Selain itu, gereja-gereja Koptik diserang dan warga Kristen dibunuh. Pendeta Samaan mengatakan diskriminasi ada di segala bidang, dan orang Kristen sulit mencari kerja.
Di bawah pemerintahan Morsi, orang Kristen terlalu takut untuk berbicara, ujar Iskander Thabet, seorang pengusaha lokal.
"Sekarang keadannya jauh berbeda dibanding setahun belakangan," ujarnya.
"Saat itu kami hidup dalam ketakutan besar, horor, kami selalu khawatir. Kami takut mengatakan bahwa kami Kristen. Mereka akan mengatakan hal yang buruk mengenai saudara perempuan kami, istri-istri atau anak-anak perempuan kami, karena pakaian kami berbeda. Apa yang kami lalui sangat sulit," ujar Thabet.

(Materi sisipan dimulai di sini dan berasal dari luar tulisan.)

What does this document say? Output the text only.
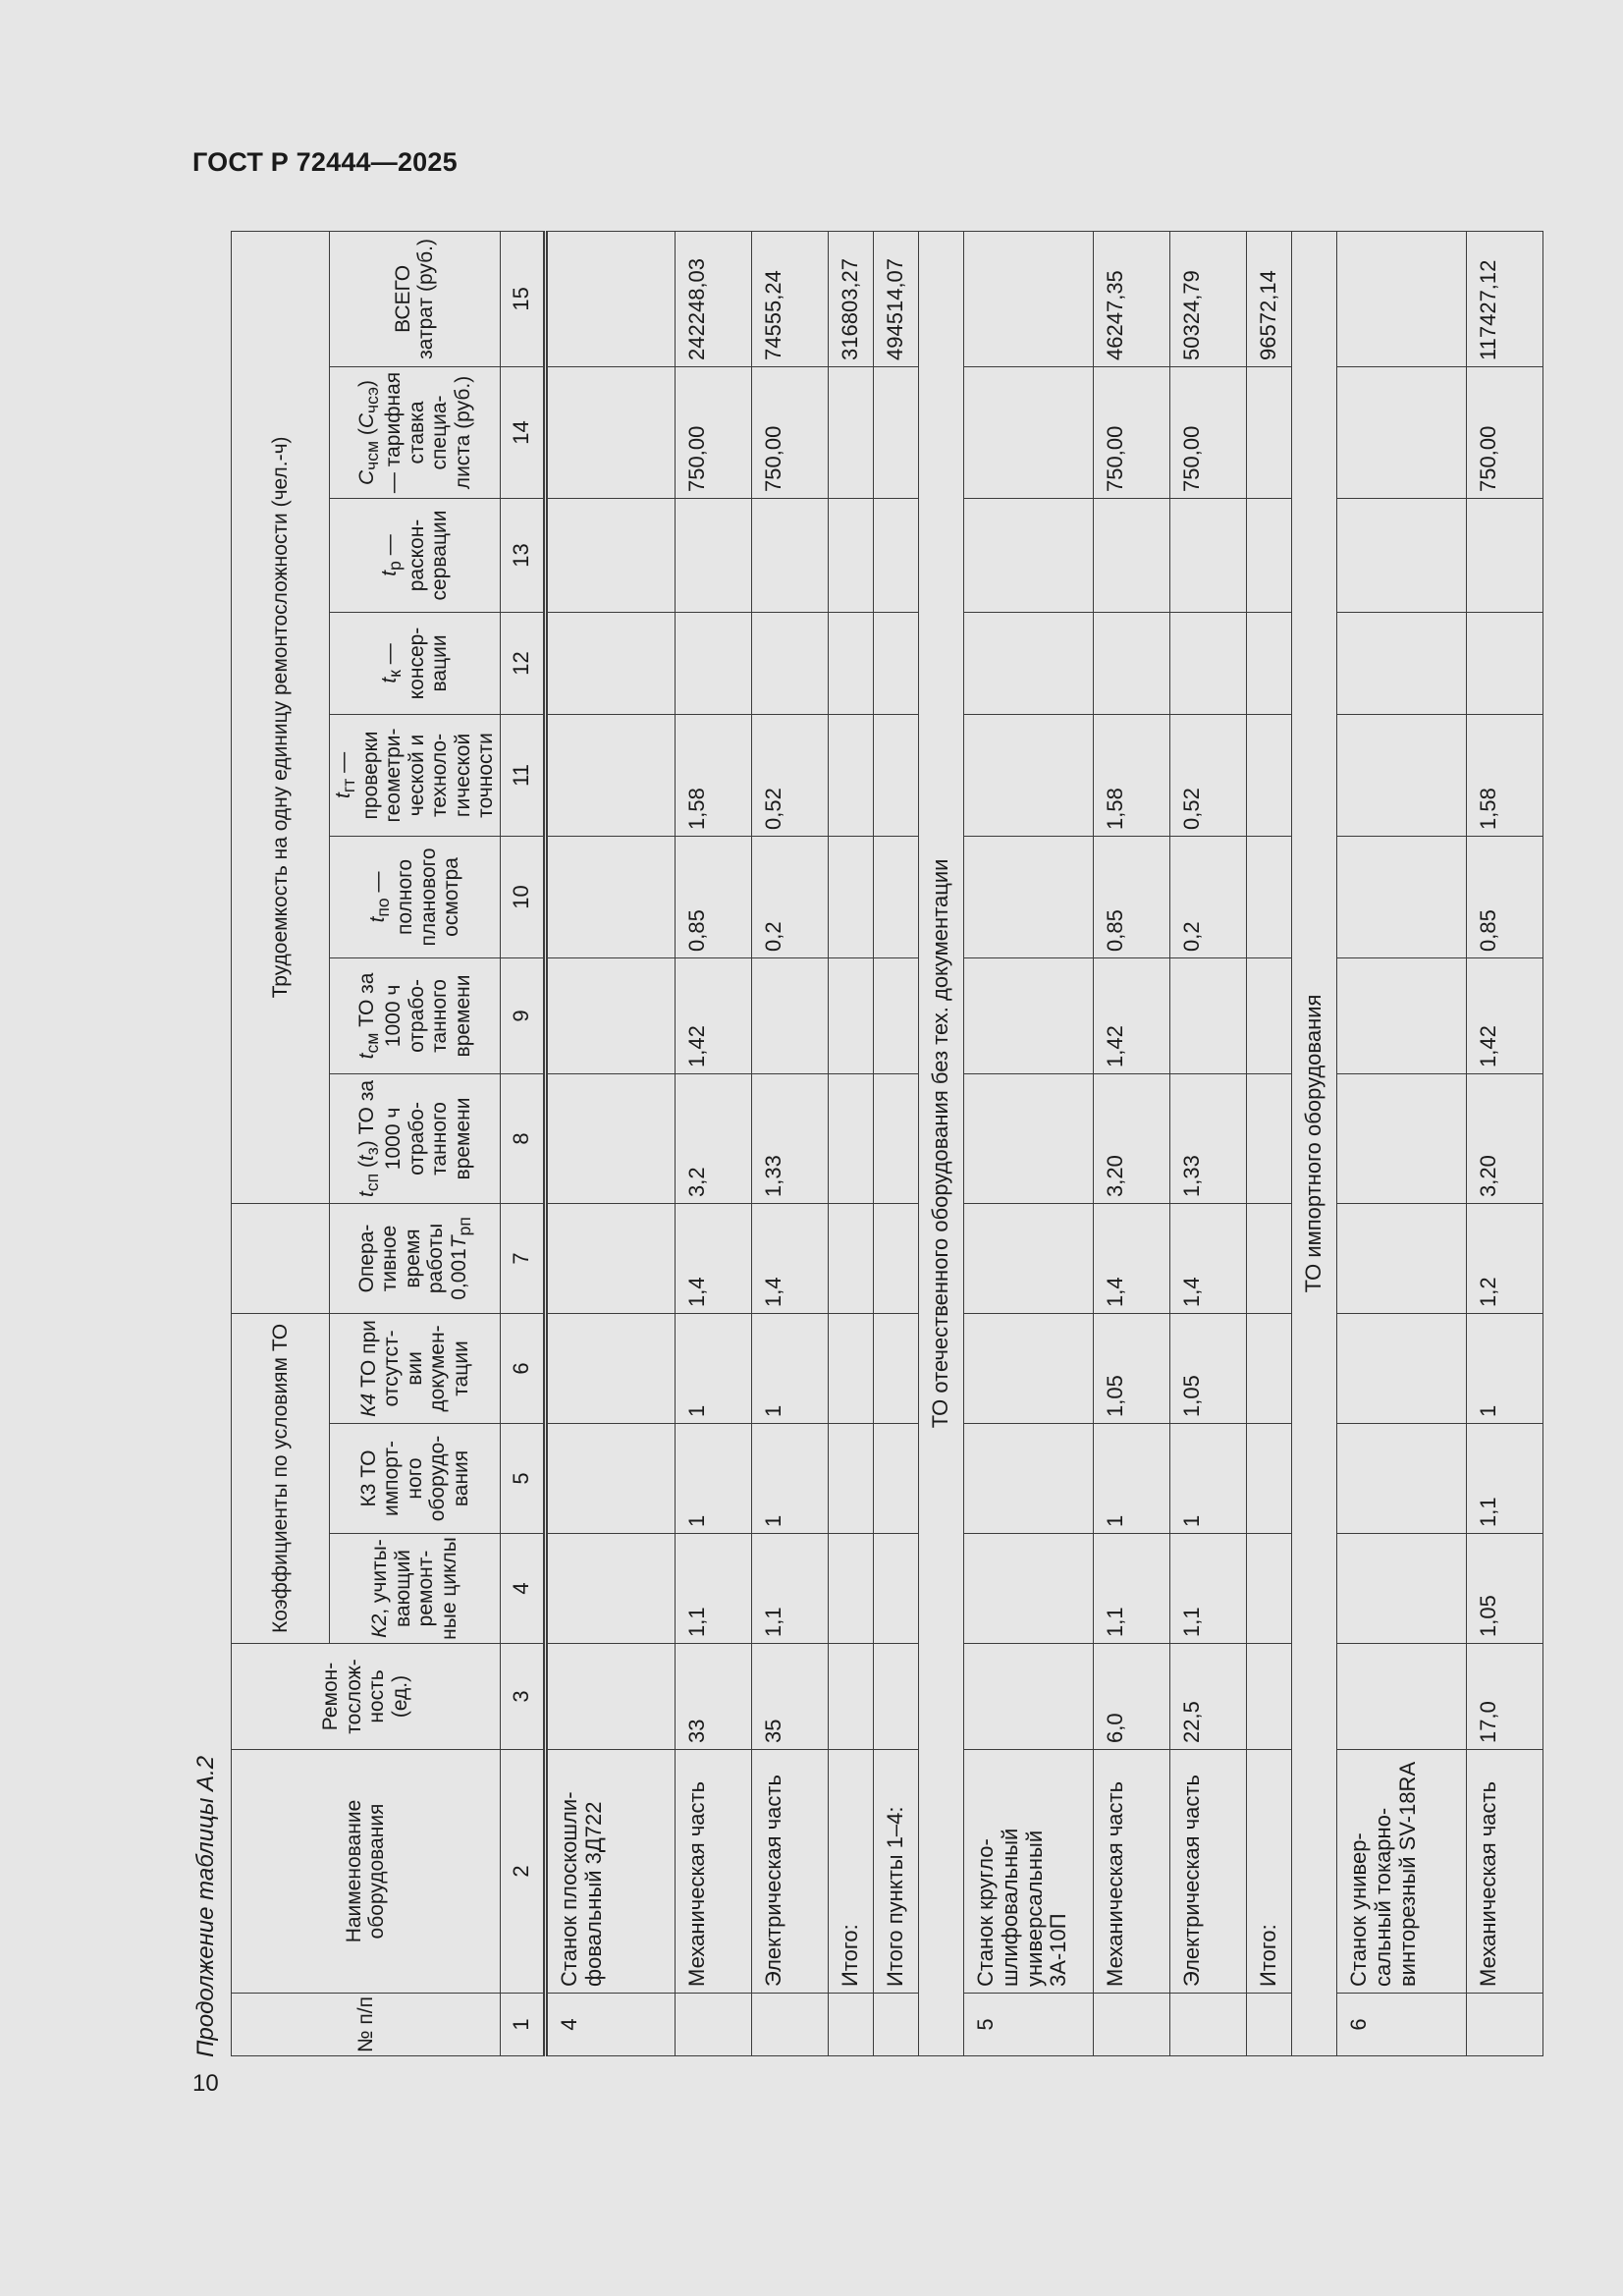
ГОСТ Р 72444—2025
Продолжение таблицы А.2
10
№ п/п	Наименование оборудования	Ремон-тослож-ность (ед.)	Коэффициенты по условиям ТО				Трудоемкость на одну единицу ремонтосложности (чел.-ч)							
			К2, учиты-вающий ремонт-ные циклы	К3 ТО импорт-ного оборудо-вания	К4 ТО при отсутст-вии докумен-тации	Опера-тивное время работы $0,001Т_{рп}$	$t_{сп}$ $(t_з)$ ТО за 1000 ч отрабо-танного времени	$t_{см}$ ТО за 1000 ч отрабо-танного времени	$t_{по}$ — полного планового осмотра	$t_{гт}$ — проверки геометри-ческой и техноло-гической точности	$t_к$ — консер-вации	$t_р$ — раскон-сервации	$С_{чсм}$ $(С_{чсэ})$ — тарифная ставка специа-листа (руб.)	ВСЕГО затрат (руб.)
1	2	3	4	5	6	7	8	9	10	11	12	13	14	15
4	Станок плоскошли-фовальный 3Д722													
	Механическая часть	33	1,1	1	1	1,4	3,2	1,42	0,85	1,58			750,00	242248,03
	Электрическая часть	35	1,1	1	1	1,4	1,33		0,2	0,52			750,00	74555,24
	Итого:													316803,27
	Итого пункты 1–4:													494514,07
ТО отечественного оборудования без тех. документации														
5	Станок кругло-шлифовальный универсальный 3А-10П													
	Механическая часть	6,0	1,1	1	1,05	1,4	3,20	1,42	0,85	1,58			750,00	46247,35
	Электрическая часть	22,5	1,1	1	1,05	1,4	1,33		0,2	0,52			750,00	50324,79
	Итого:													96572,14
ТО импортного оборудования														
6	Станок универ-сальный токарно-винторезный SV-18RA													
	Механическая часть	17,0	1,05	1,1	1	1,2	3,20	1,42	0,85	1,58			750,00	117427,12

Namun kekerasan sektarian telah meningkat secara dramatis di Mesir dalam beberapa minggu terakhir, dan lagi-lagi kelompok Koptik jadi target utama. Kelompok Ikhwanul Muslim telah menyalahkan komunitas Koptik sebagai salah satu dari mereka yang mendukung kudeta militer atas Morsi pada 3 Juli.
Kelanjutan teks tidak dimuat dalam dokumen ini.